Naturalmente niente di tutto questo è in contrasto con il medioevo: basta immaginarsi un medioevo dove c'erano tè, tabacco e patate (e canna da zucchero). Sarebbe interessante però capire come facevano nella Contea a coltivare il tè (per tacere della canna da zucchero) in un clima non tropicale, come si procuravano il burro per le tartine e il latte e la panna per i dolci se non allevavano mucche (Tolkien ci dice che allevavano pollame, maiali e pecore, e del resto per allevare mucche non sarebbe stato facile per loro, viste le dimensioni) o come facevano a estrarre lo zucchero dalla barbabietola, che richiede una procedura piuttosto complessa, da farsi a livello industriale. Certamente nelle regioni del sud della Terra di Mezzo era facile coltivare canna di zucchero e tè, ma il problema era farli arrivare fino alla Contea. Un cospicuo flusso di mercanti che portavano tè e zucchero non è conciliabile con un paese di cui nessuno conosce l'esistenza, senza contare che gli hobbit commerciavano solo con i nani, che al sud non andavano. Quanto a latte e burro, non sono materie facili da trasportare per lunghi tratti di strada, e la zona intorno alla Contea è deserta per un lungo tratto. Forse dalla Gente Alta della Terra di Brea? Certo che per un lattaio senza frigoriferi non è facile rifornire clienti che stanno come minimo a un giorno di distanza, e produrre latte e burro per tutta la Contea, magari lasciandosi anche qualche panetto per sé avrebbe richiesto ai Breani o Breatini o come cavolo si chiamavano allevamenti di mucche assai vasti (ma forse gli hobbit allevavano capre?).
Resta il fatto che, nel nostro immaginario culturale, il giro di birra la sera al pub e il tè alle cinque con dolci e focacce e la colazione con uova e pancetta e la pipa con il tabacco e il fish and chips e il bagno con la caldaia e la posta non si associano al medioevo ma all'Inghilterra del Settecento e Ottocento. E infatti gli hobbit sono inglesi in miniatura, ma non certo inglesi medievali, né il loro comportamento, una volta varcati i confini della Contea, denota alcunché di medievale: nei loro viaggi gli hobbit incontrano re e regine, elfi di altissimo lignaggio, mutapelle e draghi. A tutti si rivolgono con estrema cortesia, perché sono un popolo assai cortese, ma non mostrano di avvertire alcun senso di inferiorità sociale (tranne Sam, che si sente socialmente inferiore per principio, ma in un modo tutto inglese). I cinque hobbit viaggiatori affrontano chiunque da pari a pari con la calma consapevolezza di sé di chi ha letto il Contratto sociale e i pensieri di Voltaire e vive in una comunità che non conosce più la schiavitù dalla notte dei tempi. Non sono nostri contemporanei, ma certo vengono da un epoca piuttosto vicina alla nostra e si sentono liberi cittadini in grado di rapportarsi con qualsiasi principe elfico (o drago).

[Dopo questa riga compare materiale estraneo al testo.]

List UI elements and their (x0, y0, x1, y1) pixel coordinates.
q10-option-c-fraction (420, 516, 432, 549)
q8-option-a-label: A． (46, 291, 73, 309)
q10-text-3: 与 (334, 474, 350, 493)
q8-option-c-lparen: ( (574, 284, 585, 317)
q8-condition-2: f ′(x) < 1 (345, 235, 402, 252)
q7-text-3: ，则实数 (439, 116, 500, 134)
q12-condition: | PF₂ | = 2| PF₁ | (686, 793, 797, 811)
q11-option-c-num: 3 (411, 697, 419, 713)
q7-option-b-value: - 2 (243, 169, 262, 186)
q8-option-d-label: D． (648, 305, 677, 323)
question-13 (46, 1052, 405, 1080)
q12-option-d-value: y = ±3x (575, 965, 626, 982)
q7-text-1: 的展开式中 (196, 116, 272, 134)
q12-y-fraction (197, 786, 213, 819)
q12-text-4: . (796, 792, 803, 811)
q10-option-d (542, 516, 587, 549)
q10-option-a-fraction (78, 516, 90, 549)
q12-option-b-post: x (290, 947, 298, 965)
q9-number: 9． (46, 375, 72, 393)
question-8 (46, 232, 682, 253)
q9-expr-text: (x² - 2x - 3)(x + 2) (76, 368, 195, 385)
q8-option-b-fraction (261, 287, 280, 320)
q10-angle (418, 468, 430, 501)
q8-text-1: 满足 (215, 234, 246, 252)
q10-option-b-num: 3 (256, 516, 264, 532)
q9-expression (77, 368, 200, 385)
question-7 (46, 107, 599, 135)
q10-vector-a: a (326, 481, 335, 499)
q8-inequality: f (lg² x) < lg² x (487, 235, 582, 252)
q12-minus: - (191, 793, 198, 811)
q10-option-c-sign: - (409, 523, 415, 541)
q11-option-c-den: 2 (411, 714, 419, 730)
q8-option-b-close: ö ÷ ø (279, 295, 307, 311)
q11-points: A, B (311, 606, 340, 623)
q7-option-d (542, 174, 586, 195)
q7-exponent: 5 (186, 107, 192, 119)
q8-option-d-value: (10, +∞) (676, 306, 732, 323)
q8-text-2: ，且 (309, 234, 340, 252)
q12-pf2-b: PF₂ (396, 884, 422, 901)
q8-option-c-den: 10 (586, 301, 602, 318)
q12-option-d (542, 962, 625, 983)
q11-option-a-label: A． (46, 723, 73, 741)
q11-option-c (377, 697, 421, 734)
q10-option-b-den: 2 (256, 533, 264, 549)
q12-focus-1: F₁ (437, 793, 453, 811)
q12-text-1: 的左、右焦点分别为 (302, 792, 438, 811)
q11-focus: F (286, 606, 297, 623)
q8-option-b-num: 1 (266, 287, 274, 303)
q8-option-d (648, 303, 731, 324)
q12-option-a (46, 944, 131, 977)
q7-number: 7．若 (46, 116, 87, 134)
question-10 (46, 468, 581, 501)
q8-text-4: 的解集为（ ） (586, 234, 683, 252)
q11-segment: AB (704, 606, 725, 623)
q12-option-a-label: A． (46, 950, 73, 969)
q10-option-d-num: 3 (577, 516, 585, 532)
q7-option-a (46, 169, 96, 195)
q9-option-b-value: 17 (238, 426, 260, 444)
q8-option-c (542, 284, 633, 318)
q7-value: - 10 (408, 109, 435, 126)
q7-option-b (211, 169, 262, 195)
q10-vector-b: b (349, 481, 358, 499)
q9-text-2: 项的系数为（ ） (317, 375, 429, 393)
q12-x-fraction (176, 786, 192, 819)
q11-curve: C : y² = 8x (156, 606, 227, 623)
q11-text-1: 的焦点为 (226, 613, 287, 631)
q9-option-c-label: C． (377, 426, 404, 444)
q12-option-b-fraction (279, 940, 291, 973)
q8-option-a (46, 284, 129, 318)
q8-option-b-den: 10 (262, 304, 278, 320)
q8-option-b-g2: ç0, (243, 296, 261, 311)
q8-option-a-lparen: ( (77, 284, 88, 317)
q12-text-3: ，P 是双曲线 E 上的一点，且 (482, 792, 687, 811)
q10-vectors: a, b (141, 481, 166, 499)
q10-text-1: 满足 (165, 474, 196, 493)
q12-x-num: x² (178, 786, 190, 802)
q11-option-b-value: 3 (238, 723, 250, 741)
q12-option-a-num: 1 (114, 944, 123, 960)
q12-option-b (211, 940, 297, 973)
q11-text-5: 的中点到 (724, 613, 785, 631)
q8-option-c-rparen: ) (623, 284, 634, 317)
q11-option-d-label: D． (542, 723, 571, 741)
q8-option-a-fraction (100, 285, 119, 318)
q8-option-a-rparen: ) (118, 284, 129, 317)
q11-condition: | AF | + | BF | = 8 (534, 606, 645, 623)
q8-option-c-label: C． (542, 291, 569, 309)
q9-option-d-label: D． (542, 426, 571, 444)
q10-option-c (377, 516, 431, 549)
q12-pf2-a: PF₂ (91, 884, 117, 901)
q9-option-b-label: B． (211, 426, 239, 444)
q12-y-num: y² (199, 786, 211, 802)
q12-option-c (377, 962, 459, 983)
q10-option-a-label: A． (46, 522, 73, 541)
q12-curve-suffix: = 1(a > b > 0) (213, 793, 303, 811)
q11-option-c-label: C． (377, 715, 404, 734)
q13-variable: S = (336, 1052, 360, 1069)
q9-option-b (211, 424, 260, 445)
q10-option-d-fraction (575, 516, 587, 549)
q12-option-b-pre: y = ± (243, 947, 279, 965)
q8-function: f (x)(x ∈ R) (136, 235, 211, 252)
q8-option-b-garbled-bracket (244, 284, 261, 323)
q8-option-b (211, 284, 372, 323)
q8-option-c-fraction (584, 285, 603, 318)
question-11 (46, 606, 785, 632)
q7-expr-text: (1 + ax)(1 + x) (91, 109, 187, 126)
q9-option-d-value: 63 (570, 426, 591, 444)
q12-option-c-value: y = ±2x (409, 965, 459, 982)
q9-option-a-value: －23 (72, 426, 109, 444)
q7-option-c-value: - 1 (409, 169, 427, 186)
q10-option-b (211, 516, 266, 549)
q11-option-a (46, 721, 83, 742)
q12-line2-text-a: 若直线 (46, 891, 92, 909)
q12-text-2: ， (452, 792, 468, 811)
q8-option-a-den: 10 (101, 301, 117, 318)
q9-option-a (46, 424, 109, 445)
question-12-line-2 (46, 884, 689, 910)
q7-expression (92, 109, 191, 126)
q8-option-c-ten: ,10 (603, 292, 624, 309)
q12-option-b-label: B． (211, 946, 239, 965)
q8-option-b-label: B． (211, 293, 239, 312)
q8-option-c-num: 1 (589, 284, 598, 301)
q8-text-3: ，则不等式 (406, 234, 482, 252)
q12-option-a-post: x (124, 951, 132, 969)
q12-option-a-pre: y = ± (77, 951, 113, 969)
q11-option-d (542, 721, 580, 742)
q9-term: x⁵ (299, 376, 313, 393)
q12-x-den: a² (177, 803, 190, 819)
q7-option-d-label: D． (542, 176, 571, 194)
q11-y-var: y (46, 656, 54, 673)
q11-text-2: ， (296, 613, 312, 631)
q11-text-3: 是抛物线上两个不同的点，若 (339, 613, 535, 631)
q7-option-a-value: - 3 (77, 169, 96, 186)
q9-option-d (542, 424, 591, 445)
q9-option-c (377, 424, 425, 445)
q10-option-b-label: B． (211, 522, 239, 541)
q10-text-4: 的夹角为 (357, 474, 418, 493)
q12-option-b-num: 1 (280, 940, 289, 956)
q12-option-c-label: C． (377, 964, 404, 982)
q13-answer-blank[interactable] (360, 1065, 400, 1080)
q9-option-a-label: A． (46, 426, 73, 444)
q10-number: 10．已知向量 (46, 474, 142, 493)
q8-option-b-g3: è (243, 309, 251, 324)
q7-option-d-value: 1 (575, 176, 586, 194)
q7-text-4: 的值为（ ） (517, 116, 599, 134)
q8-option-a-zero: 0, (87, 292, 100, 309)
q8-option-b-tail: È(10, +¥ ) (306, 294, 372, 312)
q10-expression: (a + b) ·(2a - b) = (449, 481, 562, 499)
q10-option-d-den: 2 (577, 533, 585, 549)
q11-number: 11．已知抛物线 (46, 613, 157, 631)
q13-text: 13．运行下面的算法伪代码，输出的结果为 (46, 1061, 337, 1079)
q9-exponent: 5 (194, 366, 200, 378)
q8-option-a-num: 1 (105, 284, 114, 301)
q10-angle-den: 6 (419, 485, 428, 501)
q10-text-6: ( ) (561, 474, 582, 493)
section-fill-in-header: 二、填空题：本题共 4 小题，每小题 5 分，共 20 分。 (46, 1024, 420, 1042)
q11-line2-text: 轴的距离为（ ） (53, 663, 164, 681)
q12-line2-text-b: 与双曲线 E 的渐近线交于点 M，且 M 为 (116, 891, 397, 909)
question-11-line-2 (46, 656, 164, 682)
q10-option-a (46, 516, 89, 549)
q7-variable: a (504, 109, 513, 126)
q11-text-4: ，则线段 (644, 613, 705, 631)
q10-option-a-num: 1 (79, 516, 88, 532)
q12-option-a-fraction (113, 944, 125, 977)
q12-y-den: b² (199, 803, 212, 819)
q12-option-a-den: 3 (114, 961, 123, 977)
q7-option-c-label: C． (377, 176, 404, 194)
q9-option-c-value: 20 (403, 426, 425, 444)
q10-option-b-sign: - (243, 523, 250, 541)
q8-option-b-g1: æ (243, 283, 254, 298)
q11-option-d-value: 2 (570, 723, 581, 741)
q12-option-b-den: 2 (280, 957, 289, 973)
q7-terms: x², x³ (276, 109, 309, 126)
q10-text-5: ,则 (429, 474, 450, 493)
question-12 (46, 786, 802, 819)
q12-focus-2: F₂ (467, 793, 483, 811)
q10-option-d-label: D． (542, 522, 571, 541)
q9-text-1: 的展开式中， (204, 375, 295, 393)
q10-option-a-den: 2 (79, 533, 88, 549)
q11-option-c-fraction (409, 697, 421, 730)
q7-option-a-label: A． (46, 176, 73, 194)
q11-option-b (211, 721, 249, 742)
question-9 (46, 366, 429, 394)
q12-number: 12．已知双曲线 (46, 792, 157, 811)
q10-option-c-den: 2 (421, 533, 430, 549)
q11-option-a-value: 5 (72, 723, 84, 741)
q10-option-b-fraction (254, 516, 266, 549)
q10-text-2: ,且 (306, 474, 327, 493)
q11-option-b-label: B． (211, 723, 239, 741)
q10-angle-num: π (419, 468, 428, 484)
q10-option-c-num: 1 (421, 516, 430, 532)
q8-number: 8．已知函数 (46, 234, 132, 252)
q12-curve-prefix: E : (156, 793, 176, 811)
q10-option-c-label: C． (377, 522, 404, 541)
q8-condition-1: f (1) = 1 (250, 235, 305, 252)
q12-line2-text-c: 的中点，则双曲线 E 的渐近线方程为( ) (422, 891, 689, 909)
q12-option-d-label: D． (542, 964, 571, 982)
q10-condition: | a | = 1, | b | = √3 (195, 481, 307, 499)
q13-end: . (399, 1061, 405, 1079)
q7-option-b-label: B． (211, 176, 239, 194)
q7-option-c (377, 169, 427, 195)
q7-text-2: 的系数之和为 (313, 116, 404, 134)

Curiosamente, si sono però dimenticati di inventare la stampa (che pure non è un procedimento molto complicato). Almeno sembrerebbe, anche se Bilbo e Frodo hanno molti libri. Ma, dopotutto, anche la biblioteca di Alessandria aveva molti libri, e per avere molti libri in assenza di stampa basta armarsi di carta e penna o comprare quelli trascritti pazientemente da altri. In questo, magari, i contatti commerciali con i nani potevano essere molto utili.